ŞAM (SANA) – Suriye, dün Dışişleri ve Gurbetçiler Bakanı Sayın Asaad El Şeybani’nin, Bahreyn Dışişleri Bakanı Abdullatif bin Raşid El Zeyani ile Manama’da düzenlediği ortak basın toplantısında: topraklarının ve halkının birliğine olan bağlılığını yineledi ve kendisini bölmeyi veya parçalamayı amaçlayan her türlü dış müdahaleyi kategorik olarak reddettiğini belirtti.
Dışişleri ve Gurbetçiler Bakanlığı’nın 30 Nisan’da yaptığı açıklamada, “Suriye Arap Cumhuriyeti’nin, içişlerine yönelik her türlü yabancı müdahaleyi kesin bir şekilde reddettiği” belirtirken, Suriye topraklarında şiddet eylemlerine katılan yasadışı grupların son dönemde sözde uluslararası koruma talep eden çağrılarını gayrimeşru ve tamamen kabul edilemez olarak değerlendirmektedir” ifadelerine yer verdi.
Bugün İsrail’in Suriye’ye yönelik tekrarlanan saldırıları, Suriye’nin içişlerine karışma yönündeki umutsuz girişimleri, Suriye halkı arasında nifak ve ayrılık tohumları ekme çabaları, her türlü dış müdahaleyi kesin olarak yasaklayan ve devletlerin egemenliğine ve birliğine saygıyı vurgulayan uluslararası hukukun temel ilkelerine ve kavramlarına geri dönmenin önemini hatırlatmaktadır.

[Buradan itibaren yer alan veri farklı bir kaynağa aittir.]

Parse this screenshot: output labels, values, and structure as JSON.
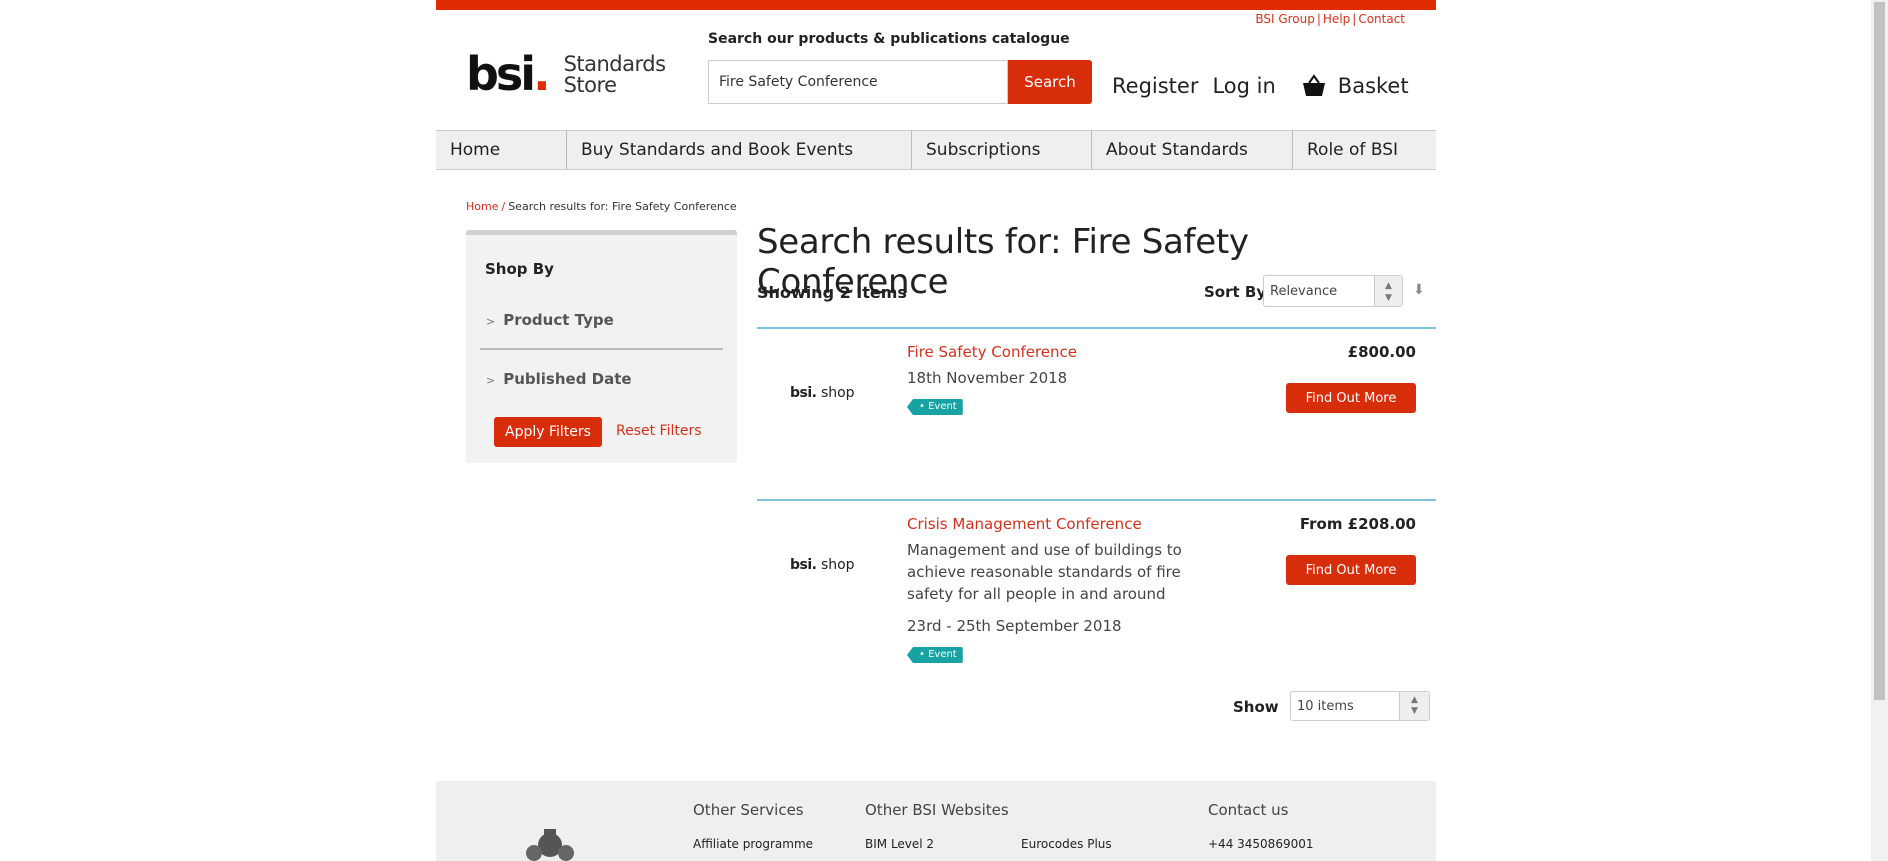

Birleşmiş Milletlerin kuruluşundan bu yana, devletlerin egemenlik ve bağımsızlığı ilkesi vurgulanmış, bu devletlerin içişlerine müdahale, bu devletlerin istikrarı, güvenliği ve halklarının yaşamı üzerindeki yıkıcı sonuçları nedeniyle yasaklanmış ve reddedilmiştir.

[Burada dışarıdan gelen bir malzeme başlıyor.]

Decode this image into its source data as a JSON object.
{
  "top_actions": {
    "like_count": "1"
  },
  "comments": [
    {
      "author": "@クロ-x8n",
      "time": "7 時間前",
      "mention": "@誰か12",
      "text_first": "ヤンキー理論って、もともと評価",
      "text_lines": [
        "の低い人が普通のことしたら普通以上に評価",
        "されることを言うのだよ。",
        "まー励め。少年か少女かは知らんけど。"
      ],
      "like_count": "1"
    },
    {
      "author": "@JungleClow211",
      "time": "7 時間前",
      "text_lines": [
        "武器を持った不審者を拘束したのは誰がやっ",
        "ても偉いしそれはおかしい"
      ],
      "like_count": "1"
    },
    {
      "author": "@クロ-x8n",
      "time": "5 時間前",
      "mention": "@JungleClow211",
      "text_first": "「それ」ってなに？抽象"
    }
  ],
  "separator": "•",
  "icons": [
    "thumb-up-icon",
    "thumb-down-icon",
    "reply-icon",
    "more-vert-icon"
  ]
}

Birleşmiş Milletler Genel Kurulu da kuruluşundan bugüne kadar çok sayıda karar alarak, devletleri diğer devletlerin iç işlerine karışmamaya çağırmış, müdahaleyi meşruiyeti olmayan ve kınanması gereken bir eylem olarak değerlendirmiştir.

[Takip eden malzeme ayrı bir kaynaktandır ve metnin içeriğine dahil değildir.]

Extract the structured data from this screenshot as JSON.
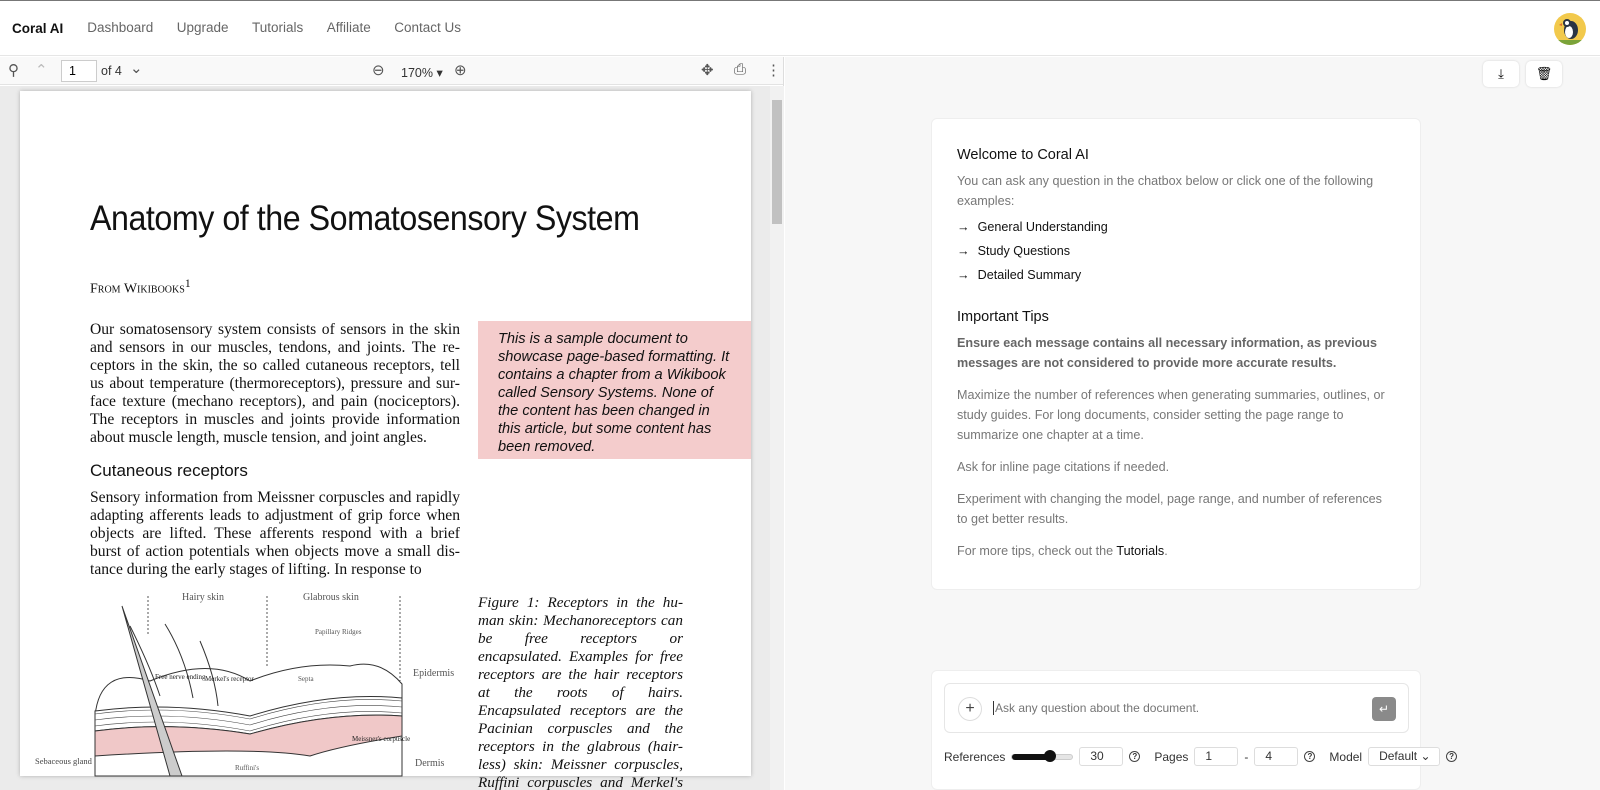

Suriye, son onyıllarda dış müdahalelerden büyük zarar gördü; İsrail varlığı Golan Tepeleri’ni işgal etti, halkını yerinden etti ve köylerini yıkarak yerlerine dünyanın dört bir yanından getirdiği göçmenler için yerleşim yerleri inşa etti.
Bu arada eski rejim, Suriye halkıyla çatışmasında kendisine destek olması için İran ve Rusya’nın dış müdahalesini sağlamaya çalıştı ve bu da yüz binlerce can kaybına, geniş çaplı yıkıma ve milyonlarca Suriyelinin yerinden edilmesine yol açtı.
Bütün bu veriler, ülkemizin içişlerine yabancı müdahale tehlikesinin farkında olunması, uluslararası hukuka ve Birleşmiş Milletler Sözleşmesi’ne dayanarak, halkımızın bilincine vararak, nifak ve bölücülük girişimlerine karşı çıkarak, birlik, beraberlik ve bağımsız karar alma konusunda kararlılıkla hareket edilmesi, yöntem ve araçlarının teşhir edilmesi ve buna karşı çıkılması gerekliliğini ortaya koymaktadır.